Зная, что я не женат, он решил найти мне невесту. В части Нью-Йорка под названием Бронкс жил тогда православный священник отец Иоанн Легкий. У него было две дочери, Ираида и Галина. Александр Иванович ездил к батюшке Иоанну и колол ему дрова, за что получал от него черновики его проповедей. Решив, что Ираида и будет мне подходящей невестой, Александр Иванович дал мне письмо и попросил отнести его отцу Иоанну. Я хотел было отказаться, но решил все же поехать. Так я познакомился с будущей известной поэтессой Ираидой Легкой, вышедшей впоследствии замуж за урбаниста и активного деятеля НТС Бориса Пушкарева, автора книги “Две России”, сына профессора-историка Сергея Германовича Пушкарева. С Ираидой и ее мужем я по сей день в очень дружеских отношениях.
КОРОЛЬКОВ
Талантливого скульптора и рисовальщика Сергея Григорьевича Королькова, как мне говорили, прочили в Заслуженного деятеля искусств. Ему принадлежал барельеф на здании обкома в Ростове-на-Дону, он иллюстрировал “Тихий Дон” Шолохова. Будучи родом из коннозаводчиков, а следовательно, “внутренним эмигрантом”, в эмиграции Королькоу (так произносил он свою фамилию), стал антикоммунистом. Такое часто происходило с “бывшими” людьми и “недорезанными буржуями”, в Советском Союзе скрывавшими свое происхождение и только на Западе ставшими опять самими собой.
В Нью-Йорке Сергей Григорьевич сделал серию рисунков на тему раскулачивания в СССР. Их купил журнал Life и хорошо за них заплатил. Получив изрядную сумму денег, Сергей Григорьевич и Елизавета Ивановна широко открыли двери своей большой квартиры всем приезжавшим, главным образом, с юга России. Помню, появился у них один донской казак, первым вопросом которого был: “А в Нью-Йорке сало е?” – “Есть, – сказали ему, – можно купить в украинском районе.” Он поехал туда, купил фунтов десять и изрек, вернувшись: “Теперь в Америке не пропаду”. Как силен в русском человеке страх голода! – еще раз подумал я.
Однажды к Корольковым приглашен был Борисов-Морозов (имени и отчества не помню), которого все называли почему-то “батюшка-барин”. Старый эмигрант, хорошо образованный человек и даже, как мы предполагали, в родстве с нашим коллекционером Морозовым, “батюшка-барин” прекрасно знал современное искусство и пытался объяснить его ценности Сергею Григорьевичу, убежденному русскому реалисту. Произошел, увы, один казус: в разговоре о казачестве “батюшка-барин” заметил, что царское правительство посылало казаков разгонять рабочие демонстрации. После этого Борисова-Морозова к Корольковым больше не приглашали.

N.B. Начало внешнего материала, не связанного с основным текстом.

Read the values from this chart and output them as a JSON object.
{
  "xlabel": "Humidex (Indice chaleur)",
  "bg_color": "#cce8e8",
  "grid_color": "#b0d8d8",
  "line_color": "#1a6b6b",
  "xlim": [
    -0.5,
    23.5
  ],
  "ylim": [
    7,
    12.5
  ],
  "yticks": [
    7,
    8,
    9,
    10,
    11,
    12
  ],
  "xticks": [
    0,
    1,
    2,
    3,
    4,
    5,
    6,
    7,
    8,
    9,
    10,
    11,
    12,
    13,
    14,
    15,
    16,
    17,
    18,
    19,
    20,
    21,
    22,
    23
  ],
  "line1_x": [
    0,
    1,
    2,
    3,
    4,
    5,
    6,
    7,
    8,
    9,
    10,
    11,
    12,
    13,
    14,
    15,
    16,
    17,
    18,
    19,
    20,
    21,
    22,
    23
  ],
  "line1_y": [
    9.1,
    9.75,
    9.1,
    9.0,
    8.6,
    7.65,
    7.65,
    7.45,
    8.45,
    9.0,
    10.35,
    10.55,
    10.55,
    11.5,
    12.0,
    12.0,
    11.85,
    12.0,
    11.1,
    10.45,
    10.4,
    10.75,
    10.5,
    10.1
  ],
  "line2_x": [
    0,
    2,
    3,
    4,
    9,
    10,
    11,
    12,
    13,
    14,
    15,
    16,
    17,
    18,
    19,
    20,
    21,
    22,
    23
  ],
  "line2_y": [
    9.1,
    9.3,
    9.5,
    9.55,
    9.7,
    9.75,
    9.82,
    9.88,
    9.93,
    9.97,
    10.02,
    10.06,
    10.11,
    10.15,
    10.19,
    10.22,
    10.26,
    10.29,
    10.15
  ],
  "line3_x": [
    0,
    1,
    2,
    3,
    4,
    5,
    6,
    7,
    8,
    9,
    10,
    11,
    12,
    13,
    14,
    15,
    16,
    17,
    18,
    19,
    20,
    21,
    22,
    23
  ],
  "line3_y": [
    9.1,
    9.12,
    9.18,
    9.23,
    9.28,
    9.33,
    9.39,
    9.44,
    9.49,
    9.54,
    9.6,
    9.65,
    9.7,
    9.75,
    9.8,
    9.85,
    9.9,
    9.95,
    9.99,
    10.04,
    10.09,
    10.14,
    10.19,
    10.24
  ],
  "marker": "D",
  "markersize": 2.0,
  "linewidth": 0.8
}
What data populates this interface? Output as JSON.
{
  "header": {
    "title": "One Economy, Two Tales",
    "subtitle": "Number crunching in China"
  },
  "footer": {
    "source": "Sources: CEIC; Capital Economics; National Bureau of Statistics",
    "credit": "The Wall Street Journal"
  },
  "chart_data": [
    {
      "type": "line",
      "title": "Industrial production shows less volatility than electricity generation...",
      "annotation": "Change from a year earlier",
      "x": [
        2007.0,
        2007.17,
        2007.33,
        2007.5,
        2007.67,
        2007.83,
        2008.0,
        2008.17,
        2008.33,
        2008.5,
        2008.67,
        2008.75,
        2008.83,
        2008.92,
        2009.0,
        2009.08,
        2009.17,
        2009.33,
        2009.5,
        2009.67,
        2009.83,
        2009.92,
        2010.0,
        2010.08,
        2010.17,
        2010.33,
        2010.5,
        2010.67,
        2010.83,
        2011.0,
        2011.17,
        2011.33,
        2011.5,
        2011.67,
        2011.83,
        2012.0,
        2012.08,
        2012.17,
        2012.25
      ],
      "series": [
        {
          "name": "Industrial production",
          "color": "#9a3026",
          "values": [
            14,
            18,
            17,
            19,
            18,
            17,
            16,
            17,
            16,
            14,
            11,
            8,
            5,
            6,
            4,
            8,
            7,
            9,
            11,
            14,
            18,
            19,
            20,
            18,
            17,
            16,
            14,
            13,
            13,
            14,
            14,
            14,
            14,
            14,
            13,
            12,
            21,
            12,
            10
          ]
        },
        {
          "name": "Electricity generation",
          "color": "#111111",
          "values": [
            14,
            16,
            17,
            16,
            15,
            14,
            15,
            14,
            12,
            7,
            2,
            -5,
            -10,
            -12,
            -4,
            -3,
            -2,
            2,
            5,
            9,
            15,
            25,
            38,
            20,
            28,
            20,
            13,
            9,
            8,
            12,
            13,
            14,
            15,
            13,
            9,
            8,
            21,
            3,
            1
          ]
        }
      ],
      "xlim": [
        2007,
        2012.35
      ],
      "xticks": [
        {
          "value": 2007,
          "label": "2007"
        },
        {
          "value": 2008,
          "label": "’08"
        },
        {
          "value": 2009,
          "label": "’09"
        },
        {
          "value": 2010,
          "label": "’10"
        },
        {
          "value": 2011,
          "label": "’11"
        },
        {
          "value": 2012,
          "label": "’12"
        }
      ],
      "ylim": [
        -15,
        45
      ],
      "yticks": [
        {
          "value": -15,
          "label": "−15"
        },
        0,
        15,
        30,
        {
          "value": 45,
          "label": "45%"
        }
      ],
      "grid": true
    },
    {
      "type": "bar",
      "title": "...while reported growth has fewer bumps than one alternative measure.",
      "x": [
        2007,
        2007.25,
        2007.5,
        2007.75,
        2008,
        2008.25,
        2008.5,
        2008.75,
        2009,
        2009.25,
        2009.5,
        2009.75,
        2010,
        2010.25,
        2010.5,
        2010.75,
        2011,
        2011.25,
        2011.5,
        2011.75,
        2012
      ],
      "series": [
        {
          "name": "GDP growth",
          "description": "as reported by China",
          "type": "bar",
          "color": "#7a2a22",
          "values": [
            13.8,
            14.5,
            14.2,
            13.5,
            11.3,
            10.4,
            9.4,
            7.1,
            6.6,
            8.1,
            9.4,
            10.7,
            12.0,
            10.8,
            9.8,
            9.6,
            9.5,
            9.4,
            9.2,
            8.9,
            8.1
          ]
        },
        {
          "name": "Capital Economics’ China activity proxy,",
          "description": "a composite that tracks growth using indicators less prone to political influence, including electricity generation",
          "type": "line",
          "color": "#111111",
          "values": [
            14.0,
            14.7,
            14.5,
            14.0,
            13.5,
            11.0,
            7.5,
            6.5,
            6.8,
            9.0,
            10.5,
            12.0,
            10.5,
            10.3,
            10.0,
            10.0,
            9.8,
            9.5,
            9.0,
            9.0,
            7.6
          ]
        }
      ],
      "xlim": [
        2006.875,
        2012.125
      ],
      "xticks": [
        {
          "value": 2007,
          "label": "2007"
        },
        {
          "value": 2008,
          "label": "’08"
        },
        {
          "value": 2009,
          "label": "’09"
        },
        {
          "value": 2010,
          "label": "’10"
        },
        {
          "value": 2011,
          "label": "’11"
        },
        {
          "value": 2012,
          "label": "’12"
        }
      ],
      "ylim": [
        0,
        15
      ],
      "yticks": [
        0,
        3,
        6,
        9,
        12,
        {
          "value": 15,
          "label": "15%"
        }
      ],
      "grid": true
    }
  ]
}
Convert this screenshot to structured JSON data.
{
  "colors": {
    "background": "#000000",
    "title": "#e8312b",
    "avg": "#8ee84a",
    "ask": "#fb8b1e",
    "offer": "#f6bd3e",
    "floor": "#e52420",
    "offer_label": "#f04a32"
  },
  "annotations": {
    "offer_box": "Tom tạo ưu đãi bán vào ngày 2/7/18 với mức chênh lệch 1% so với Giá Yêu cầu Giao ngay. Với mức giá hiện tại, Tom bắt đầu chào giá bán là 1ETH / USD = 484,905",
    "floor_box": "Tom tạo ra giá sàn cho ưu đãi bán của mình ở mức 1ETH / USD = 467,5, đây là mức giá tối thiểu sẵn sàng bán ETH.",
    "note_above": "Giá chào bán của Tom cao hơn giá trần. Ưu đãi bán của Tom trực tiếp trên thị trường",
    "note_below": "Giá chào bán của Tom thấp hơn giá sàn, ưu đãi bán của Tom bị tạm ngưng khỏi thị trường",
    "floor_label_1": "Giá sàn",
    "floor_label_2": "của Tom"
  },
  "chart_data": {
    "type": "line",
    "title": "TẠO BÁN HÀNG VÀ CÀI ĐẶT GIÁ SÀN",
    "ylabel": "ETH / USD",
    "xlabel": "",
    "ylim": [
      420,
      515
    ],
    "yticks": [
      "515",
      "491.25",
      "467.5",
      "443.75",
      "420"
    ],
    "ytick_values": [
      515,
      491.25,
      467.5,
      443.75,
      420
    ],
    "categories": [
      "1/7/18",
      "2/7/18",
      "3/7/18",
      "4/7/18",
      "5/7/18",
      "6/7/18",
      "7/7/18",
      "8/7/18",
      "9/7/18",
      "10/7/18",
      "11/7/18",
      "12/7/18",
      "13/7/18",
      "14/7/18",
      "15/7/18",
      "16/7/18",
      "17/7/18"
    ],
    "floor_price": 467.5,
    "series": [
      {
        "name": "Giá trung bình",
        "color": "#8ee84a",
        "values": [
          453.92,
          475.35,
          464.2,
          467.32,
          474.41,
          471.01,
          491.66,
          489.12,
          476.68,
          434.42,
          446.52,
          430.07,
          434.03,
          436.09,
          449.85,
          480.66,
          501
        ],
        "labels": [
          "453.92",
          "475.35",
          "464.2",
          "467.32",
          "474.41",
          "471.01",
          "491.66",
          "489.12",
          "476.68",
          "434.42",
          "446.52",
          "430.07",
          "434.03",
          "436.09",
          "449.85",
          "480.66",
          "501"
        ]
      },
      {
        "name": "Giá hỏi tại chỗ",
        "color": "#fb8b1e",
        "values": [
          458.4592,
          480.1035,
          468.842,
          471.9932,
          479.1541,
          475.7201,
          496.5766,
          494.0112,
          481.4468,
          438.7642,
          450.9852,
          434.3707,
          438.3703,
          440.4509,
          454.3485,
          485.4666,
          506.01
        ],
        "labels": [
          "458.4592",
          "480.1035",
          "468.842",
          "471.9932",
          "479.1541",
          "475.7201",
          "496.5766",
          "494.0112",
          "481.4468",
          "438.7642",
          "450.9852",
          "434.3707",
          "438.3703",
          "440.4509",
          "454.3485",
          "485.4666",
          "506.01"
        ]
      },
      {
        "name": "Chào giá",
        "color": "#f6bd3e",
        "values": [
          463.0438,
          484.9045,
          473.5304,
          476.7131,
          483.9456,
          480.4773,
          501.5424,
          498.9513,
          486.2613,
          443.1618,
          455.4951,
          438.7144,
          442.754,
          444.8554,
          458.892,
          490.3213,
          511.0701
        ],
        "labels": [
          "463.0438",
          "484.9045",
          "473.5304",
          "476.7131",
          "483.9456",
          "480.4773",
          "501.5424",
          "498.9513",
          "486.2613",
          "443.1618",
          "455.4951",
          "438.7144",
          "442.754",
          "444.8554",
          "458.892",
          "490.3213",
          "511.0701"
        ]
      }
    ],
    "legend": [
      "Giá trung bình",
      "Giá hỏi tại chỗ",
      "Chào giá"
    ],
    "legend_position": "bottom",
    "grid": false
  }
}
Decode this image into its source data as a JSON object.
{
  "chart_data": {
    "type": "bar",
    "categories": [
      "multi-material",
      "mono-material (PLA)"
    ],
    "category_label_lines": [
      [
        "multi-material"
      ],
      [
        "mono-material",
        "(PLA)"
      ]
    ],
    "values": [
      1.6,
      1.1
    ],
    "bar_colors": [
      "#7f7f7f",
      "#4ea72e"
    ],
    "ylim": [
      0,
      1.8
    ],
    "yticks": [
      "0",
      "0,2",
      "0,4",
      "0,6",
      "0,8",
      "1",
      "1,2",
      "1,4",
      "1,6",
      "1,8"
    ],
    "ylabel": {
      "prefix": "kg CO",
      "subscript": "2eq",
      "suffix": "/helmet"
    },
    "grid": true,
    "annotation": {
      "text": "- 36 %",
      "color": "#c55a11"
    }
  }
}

Елизавета Ивановна любила поэзию и старалась создать вокруг себя группу единомышленников. Дама романтического настроя души, она любила говорить: “У меня сегодня на душе моросит”, “У меня на душе туман” или “Мне сегодня так зябко”.
Сергей Григорьевич этого терпеть не мог и, узнав, что жена приглашает своих гостей, хватал шапку и – вон из дому. Душой он был у себя на Дону и компанию подбирал себе подходящую. За обильным ужином с выпивкой вспоминали старое житье-бытье. “Жил у нас в станице старик, и был у него кот. Но такой ленивый, что дед ему сам мышей ловил…” – рассказывал один из гостей. Обсуждался и такой вопрос: может ли дикобраз убить своей иглой казака? Спорили, пили, но так и не решили. Впрочем, велись и серьезные разговоры. То было время сенатора МакКарти и активной борьбы с коммунистическими настроениями среди американской интеллигенции. Антикоммунизм был в моде, и к Корольковым наведывались консервативные американцы. Вспоминаю одного по фамилии Мунсон. Он предлагал мне стать преподавателем русского языка в американской военной школе в городе Монтерей в Калифорнии. Я должен был бы носить военную форму, жить среди американских офицеров и говорить с ними только по-русски. Я отказался, сказав, что хочу стать художником. Попытки завербовать меня совершались и с других сторон… Так, например, меня просили записаться в члены НТС и даже примкнуть к монархическому движению. Один из его представителей, господин Скаржинский, обещал мне устроить поездку в Испанию для знакомства с престолонаследниками дома Романовых. Мой отказ мотивирован был той же причиной: хочу стать художником.
В это же время я познакомился с замечательным православным священником-богословом отцом Александром Шмеманом. Они вместе с отцом Александром Киселевым и группой русских студентов совершили памятную мне поездку в Бостон для встречи с другими членами РСХД. Мне было предложено примкнуть к Русскому Студенческому Христианскому Движению, и я снова отказался.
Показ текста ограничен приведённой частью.